Manage and monitor CloudPrem

Join the Preview!

Datadog CloudPrem is in Preview.

Retention policy

The retention policy specifies how long data is stored before being deleted. By default, the retention period is set to 30 days. Data is automatically removed daily by the janitor, which deletes splits (index files) older than the defined retention threshold.

To change the retention period, update the cloudprem.index.retention parameter in the Helm chart values file, then upgrade the Helm release and optionally restart the janitor pod to apply the changes immediately:

  1. Update the retention period in the Helm chart values file with a human-readable string (for example, 15 days, 6 months, or 3 years):

    datadog-values.yaml

    cloudprem:
      index:
        retention: 6 months

  2. Upgrade the Helm chart release:

    helm upgrade <RELEASE_NAME> datadog/cloudprem \
      -n <NAMESPACE_NAME> \
      -f datadog-values.yaml
    
  3. Restart the janitor pod (optional but recommended for immediate effect):

    kubectl delete pod -l app.kubernetes.io/component=janitor -n <NAMESPACE_NAME>
    

Dashboards

CloudPrem provides an out-of-the-box dashboard that monitors CloudPrem’s key metrics.

Setup

These metrics are exported by DogStatsD. You can either:

  • Run DogStatsD as a standalone service, or
  • Run the Datadog Agent (which includes DogStatsD by default)
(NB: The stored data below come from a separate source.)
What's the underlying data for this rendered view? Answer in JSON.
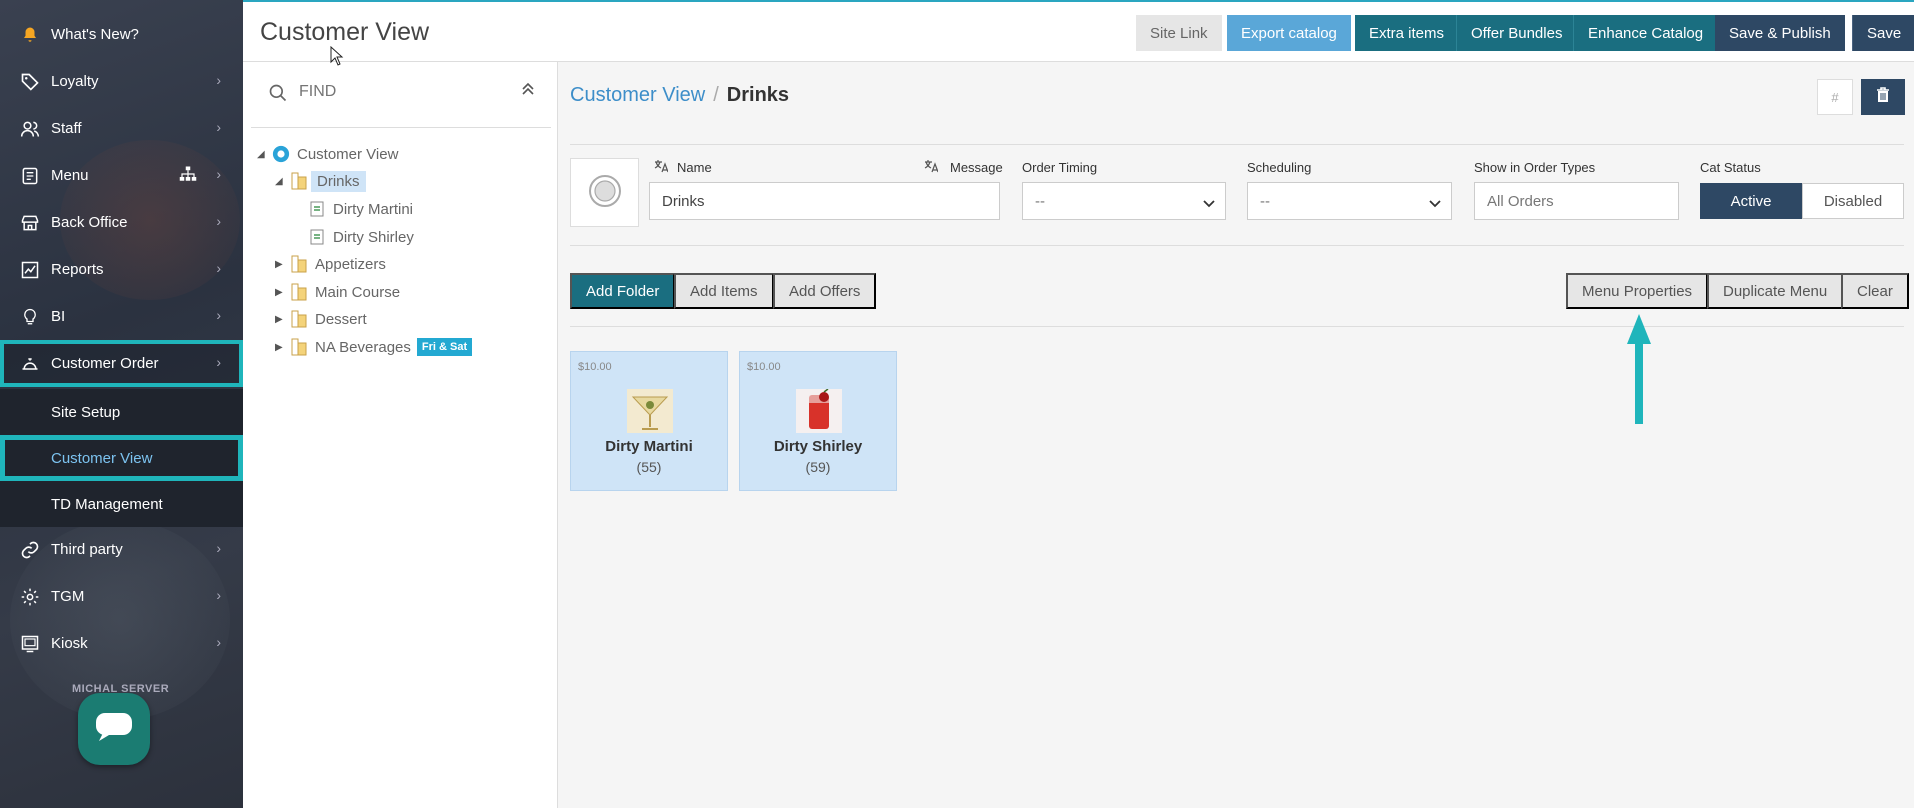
{
  "sidebar": {
    "items": [
      {
        "label": "What's New?",
        "icon": "bell-icon"
      },
      {
        "label": "Loyalty",
        "icon": "tag-icon"
      },
      {
        "label": "Staff",
        "icon": "users-icon"
      },
      {
        "label": "Menu",
        "icon": "menu-book-icon"
      },
      {
        "label": "Back Office",
        "icon": "store-icon"
      },
      {
        "label": "Reports",
        "icon": "chart-icon"
      },
      {
        "label": "BI",
        "icon": "lightbulb-icon"
      },
      {
        "label": "Customer Order",
        "icon": "cloche-icon"
      },
      {
        "label": "Third party",
        "icon": "link-icon"
      },
      {
        "label": "TGM",
        "icon": "gear-icon"
      },
      {
        "label": "Kiosk",
        "icon": "kiosk-icon"
      }
    ],
    "sub_items": [
      {
        "label": "Site Setup"
      },
      {
        "label": "Customer View"
      },
      {
        "label": "TD Management"
      }
    ],
    "user_label": "MICHAL SERVER"
  },
  "header": {
    "title": "Customer View",
    "buttons": {
      "site_link": "Site Link",
      "export_catalog": "Export catalog",
      "extra_items": "Extra items",
      "offer_bundles": "Offer Bundles",
      "enhance_catalog": "Enhance Catalog",
      "save_publish": "Save & Publish",
      "save": "Save"
    }
  },
  "tree": {
    "find_placeholder": "FIND",
    "root": "Customer View",
    "nodes": [
      {
        "label": "Drinks"
      },
      {
        "label": "Dirty Martini"
      },
      {
        "label": "Dirty Shirley"
      },
      {
        "label": "Appetizers"
      },
      {
        "label": "Main Course"
      },
      {
        "label": "Dessert"
      },
      {
        "label": "NA Beverages",
        "badge": "Fri & Sat"
      }
    ]
  },
  "main": {
    "breadcrumb": {
      "parent": "Customer View",
      "separator": "/",
      "current": "Drinks"
    },
    "hash_label": "#",
    "form": {
      "name_label": "Name",
      "name_value": "Drinks",
      "message_label": "Message",
      "order_timing_label": "Order Timing",
      "order_timing_value": "--",
      "scheduling_label": "Scheduling",
      "scheduling_value": "--",
      "order_types_label": "Show in Order Types",
      "order_types_value": "All Orders",
      "cat_status_label": "Cat Status",
      "status_active": "Active",
      "status_disabled": "Disabled"
    },
    "actions": {
      "add_folder": "Add Folder",
      "add_items": "Add Items",
      "add_offers": "Add Offers",
      "menu_properties": "Menu Properties",
      "duplicate_menu": "Duplicate Menu",
      "clear": "Clear"
    },
    "cards": [
      {
        "price": "$10.00",
        "name": "Dirty Martini",
        "count": "(55)"
      },
      {
        "price": "$10.00",
        "name": "Dirty Shirley",
        "count": "(59)"
      }
    ]
  },
  "colors": {
    "accent_teal": "#1fb5bb",
    "dark_navy": "#2e4864",
    "teal_button": "#1a6e80",
    "link_blue": "#3d8ec9"
  }
}
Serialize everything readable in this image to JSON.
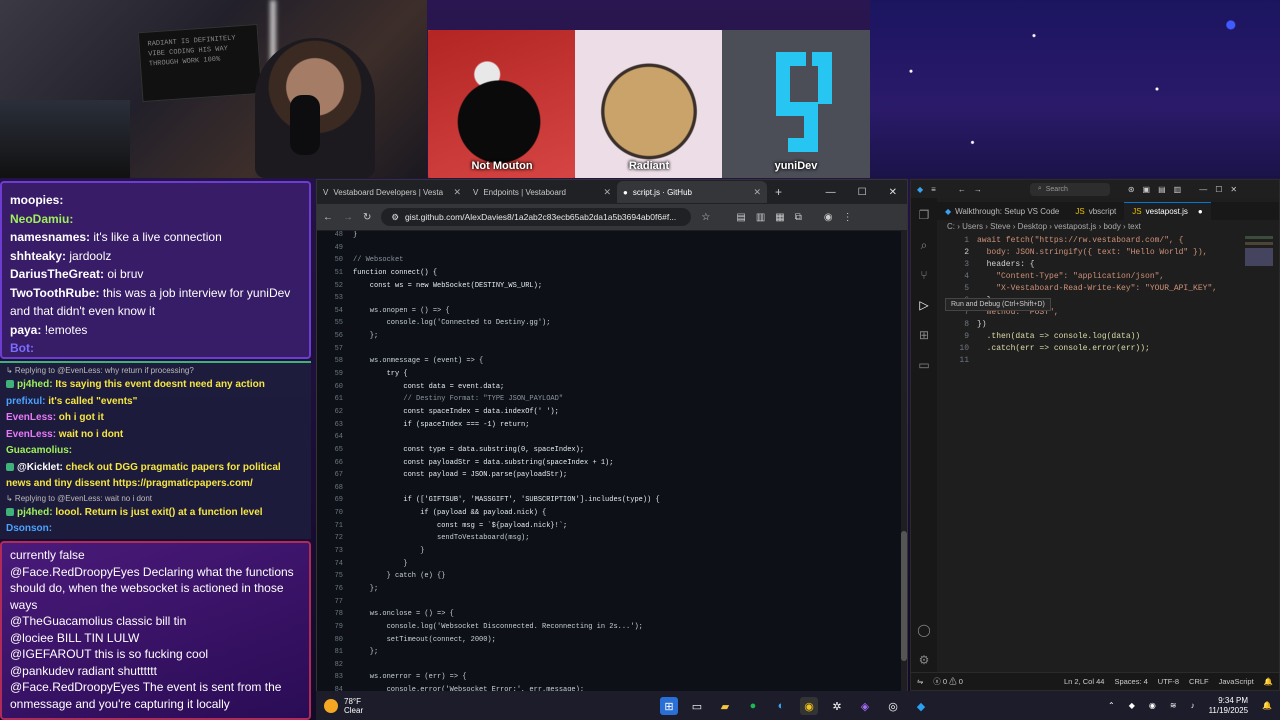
{
  "banner": {
    "poster_text": "RADIANT IS DEFINITELY\nVIBE CODING HIS WAY\nTHROUGH WORK 100%",
    "avatars": [
      {
        "name": "Not Mouton"
      },
      {
        "name": "Radiant"
      },
      {
        "name": "yuniDev"
      }
    ]
  },
  "chat_top": [
    {
      "user": "moopies:",
      "user_color": "#ffffff",
      "text": ""
    },
    {
      "user": "NeoDamiu:",
      "user_color": "#9ef05a",
      "text": ""
    },
    {
      "user": "namesnames:",
      "user_color": "#ffffff",
      "text": "it's like a live connection"
    },
    {
      "user": "shhteaky:",
      "user_color": "#ffffff",
      "text": "jardoolz"
    },
    {
      "user": "DariusTheGreat:",
      "user_color": "#ffffff",
      "text": "oi bruv"
    },
    {
      "user": "TwoToothRube:",
      "user_color": "#ffffff",
      "text": "this was a job interview for yuniDev and that didn't even know it"
    },
    {
      "user": "paya:",
      "user_color": "#ffffff",
      "text": "!emotes"
    },
    {
      "user": "Bot:",
      "user_color": "#7a6cff",
      "text": ""
    }
  ],
  "chat_mid": [
    {
      "reply": "Replying to @EvenLess: why return if processing?"
    },
    {
      "user": "pj4hed:",
      "user_color": "#9ef05a",
      "text": "Its saying this event doesnt need any action",
      "badge": true
    },
    {
      "user": "prefixul:",
      "user_color": "#4aa3ff",
      "text": "it's called \"events\""
    },
    {
      "user": "EvenLess:",
      "user_color": "#e879f9",
      "text": "oh i got it"
    },
    {
      "user": "EvenLess:",
      "user_color": "#e879f9",
      "text": "wait no i dont"
    },
    {
      "user": "Guacamolius:",
      "user_color": "#9ef05a",
      "text": ""
    },
    {
      "user": "@Kicklet:",
      "user_color": "#ffffff",
      "text": "check out DGG pragmatic papers for political news and tiny dissent https://pragmaticpapers.com/",
      "badge": true
    },
    {
      "reply": "Replying to @EvenLess: wait no i dont"
    },
    {
      "user": "pj4hed:",
      "user_color": "#9ef05a",
      "text": "loool. Return is just exit() at a function level",
      "badge": true
    },
    {
      "user": "Dsonson:",
      "user_color": "#4aa3ff",
      "text": ""
    }
  ],
  "chat_bottom": [
    {
      "user": "",
      "text": "currently false"
    },
    {
      "user": "@Face.RedDroopyEyes",
      "text": "Declaring what the functions should do, when the websocket is actioned in those ways"
    },
    {
      "user": "@TheGuacamolius",
      "text": "classic bill tin"
    },
    {
      "user": "@lociee",
      "text": "BILL TIN LULW"
    },
    {
      "user": "@IGEFAROUT",
      "text": "this is so fucking cool"
    },
    {
      "user": "@pankudev",
      "text": "radiant shutttttt"
    },
    {
      "user": "@Face.RedDroopyEyes",
      "text": "The event is sent from the onmessage and you're capturing it locally"
    }
  ],
  "browser": {
    "tabs": [
      {
        "label": "Vestaboard Developers | Vesta"
      },
      {
        "label": "Endpoints | Vestaboard"
      },
      {
        "label": "script.js · GitHub"
      }
    ],
    "url": "gist.github.com/AlexDavies8/1a2ab2c83ecb65ab2da1a5b3694ab0f6#f...",
    "new_tab": "+"
  },
  "gist_code": [
    {
      "n": "48",
      "t": "}"
    },
    {
      "n": "49",
      "t": ""
    },
    {
      "n": "50",
      "t": "// Websocket",
      "c": "cm"
    },
    {
      "n": "51",
      "t": "function connect() {"
    },
    {
      "n": "52",
      "t": "    const ws = new WebSocket(DESTINY_WS_URL);"
    },
    {
      "n": "53",
      "t": ""
    },
    {
      "n": "54",
      "t": "    ws.onopen = () => {"
    },
    {
      "n": "55",
      "t": "        console.log('Connected to Destiny.gg');"
    },
    {
      "n": "56",
      "t": "    };"
    },
    {
      "n": "57",
      "t": ""
    },
    {
      "n": "58",
      "t": "    ws.onmessage = (event) => {"
    },
    {
      "n": "59",
      "t": "        try {"
    },
    {
      "n": "60",
      "t": "            const data = event.data;"
    },
    {
      "n": "61",
      "t": "            // Destiny Format: \"TYPE JSON_PAYLOAD\"",
      "c": "cm"
    },
    {
      "n": "62",
      "t": "            const spaceIndex = data.indexOf(' ');"
    },
    {
      "n": "63",
      "t": "            if (spaceIndex === -1) return;"
    },
    {
      "n": "64",
      "t": ""
    },
    {
      "n": "65",
      "t": "            const type = data.substring(0, spaceIndex);"
    },
    {
      "n": "66",
      "t": "            const payloadStr = data.substring(spaceIndex + 1);"
    },
    {
      "n": "67",
      "t": "            const payload = JSON.parse(payloadStr);"
    },
    {
      "n": "68",
      "t": ""
    },
    {
      "n": "69",
      "t": "            if (['GIFTSUB', 'MASSGIFT', 'SUBSCRIPTION'].includes(type)) {"
    },
    {
      "n": "70",
      "t": "                if (payload && payload.nick) {"
    },
    {
      "n": "71",
      "t": "                    const msg = `${payload.nick}!`;"
    },
    {
      "n": "72",
      "t": "                    sendToVestaboard(msg);"
    },
    {
      "n": "73",
      "t": "                }"
    },
    {
      "n": "74",
      "t": "            }"
    },
    {
      "n": "75",
      "t": "        } catch (e) {}"
    },
    {
      "n": "76",
      "t": "    };"
    },
    {
      "n": "77",
      "t": ""
    },
    {
      "n": "78",
      "t": "    ws.onclose = () => {"
    },
    {
      "n": "79",
      "t": "        console.log('Websocket Disconnected. Reconnecting in 2s...');"
    },
    {
      "n": "80",
      "t": "        setTimeout(connect, 2000);"
    },
    {
      "n": "81",
      "t": "    };"
    },
    {
      "n": "82",
      "t": ""
    },
    {
      "n": "83",
      "t": "    ws.onerror = (err) => {"
    },
    {
      "n": "84",
      "t": "        console.error('Websocket Error:', err.message);"
    }
  ],
  "vscode": {
    "search": "Search",
    "tabs": [
      {
        "label": "Walkthrough: Setup VS Code"
      },
      {
        "label": "vbscript"
      },
      {
        "label": "vestapost.js"
      }
    ],
    "breadcrumb": "C: › Users › Steve › Desktop › vestapost.js › body › text",
    "tooltip": "Run and Debug (Ctrl+Shift+D)",
    "code": [
      {
        "n": "1",
        "t": "await fetch(\"https://rw.vestaboard.com/\", {"
      },
      {
        "n": "2",
        "t": "  body: JSON.stringify({ text: \"Hello World\" }),"
      },
      {
        "n": "3",
        "t": "  headers: {"
      },
      {
        "n": "4",
        "t": "    \"Content-Type\": \"application/json\","
      },
      {
        "n": "5",
        "t": "    \"X-Vestaboard-Read-Write-Key\": \"YOUR_API_KEY\","
      },
      {
        "n": "6",
        "t": "  },"
      },
      {
        "n": "7",
        "t": "  method: \"POST\","
      },
      {
        "n": "8",
        "t": "})"
      },
      {
        "n": "9",
        "t": "  .then(data => console.log(data))"
      },
      {
        "n": "10",
        "t": "  .catch(err => console.error(err));"
      },
      {
        "n": "11",
        "t": ""
      }
    ],
    "status": {
      "errors": "0",
      "warnings": "0",
      "position": "Ln 2, Col 44",
      "spaces": "Spaces: 4",
      "encoding": "UTF-8",
      "eol": "CRLF",
      "language": "JavaScript"
    }
  },
  "taskbar": {
    "temp": "78°F",
    "weather": "Clear",
    "time": "9:34 PM",
    "date": "11/19/2025"
  },
  "colors": {
    "accent_vscode": "#0078d4",
    "chat_border_top": "#6d3cd0",
    "chat_border_bottom": "#b02a5a"
  }
}
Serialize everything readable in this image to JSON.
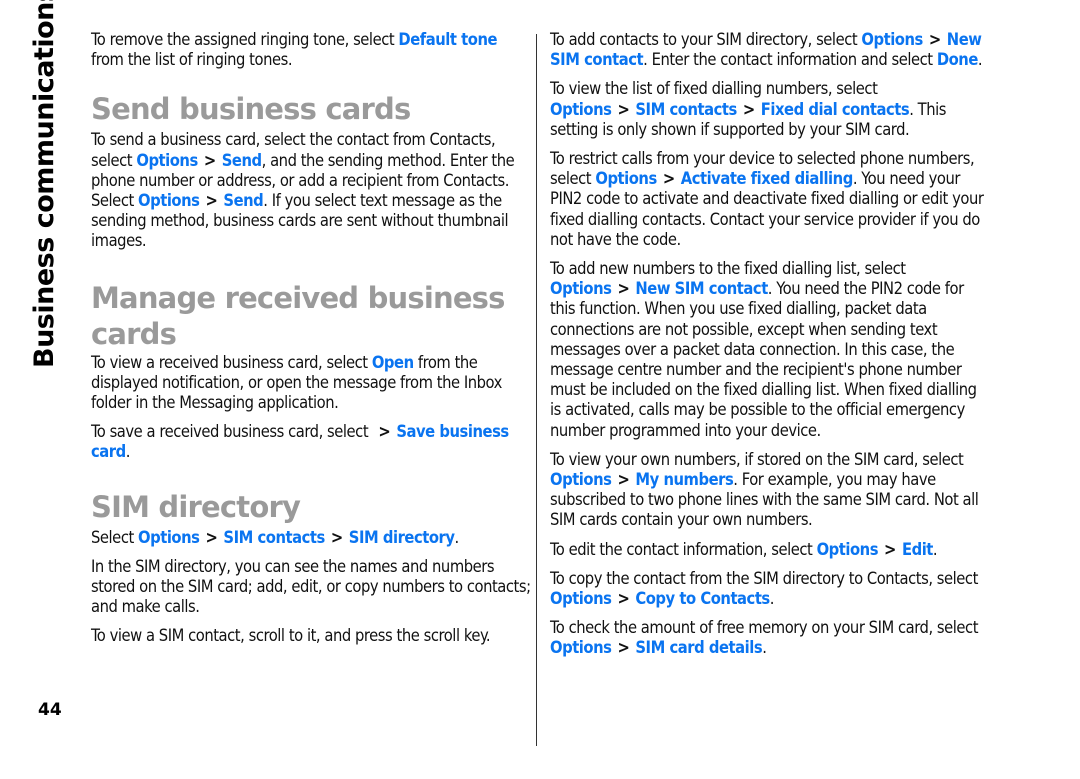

Configure either option with your organization’s API key to export these metrics. As soon as your CloudPrem cluster is connected to Datadog, the OOTB dashboard is automatically created, and you can access it from your Dashboards list.

Data Collected

MetricDescription
indexed_events.count
(Counter)
Number of indexed events
indexed_events_bytes.count
(Counter)
Number of indexed bytes
ingest_requests.count
(Counter)
Number of ingest requests
object_storage_delete_requests.count
(Counter)
Number of delete requests on object storage
object_storage_get_requests.count
(Counter)
Number of get requests on object storage
object_storage_get_requests_bytes.count
(Counter)
Total bytes read from object storage using GET requests
object_storage_put_requests.count
(Counter)
Number of PUT requests on object storage
object_storage_put_requests_bytes.count
(Counter)
Total bytes written to object storage using PUT requests
pending_merge_ops.gauge
(Gauge)
Number of pending merge operations
search_requests.count
(Counter)
Number of search requests
search_requests.duration_seconds
(Histogram)
Search request latency
metastore_requests.count
(Counter)
Number of metastore requests
metastore_requests.duration_seconds
(Histogram)
Metastore request latency
cpu.usage.gauge
(Gauge)
CPU usage percentage
uptime.gauge
(Gauge)
Service uptime in seconds
memory.allocated_bytes.gauge
(Gauge)
Allocated memory in bytes
disk.bytes_read.counter
(Counter)
Total bytes read from disk
disk.bytes_written.counter
(Counter)
Total bytes written to disk
disk.available_space.gauge
(Gauge)
Available disk space in bytes
disk.total_space.gauge
(Gauge)
Total disk capacity in bytes
network.bytes_recv.counter
(Counter)
Total bytes received over network
network.bytes_sent.counter
(Counter)
Total bytes sent over network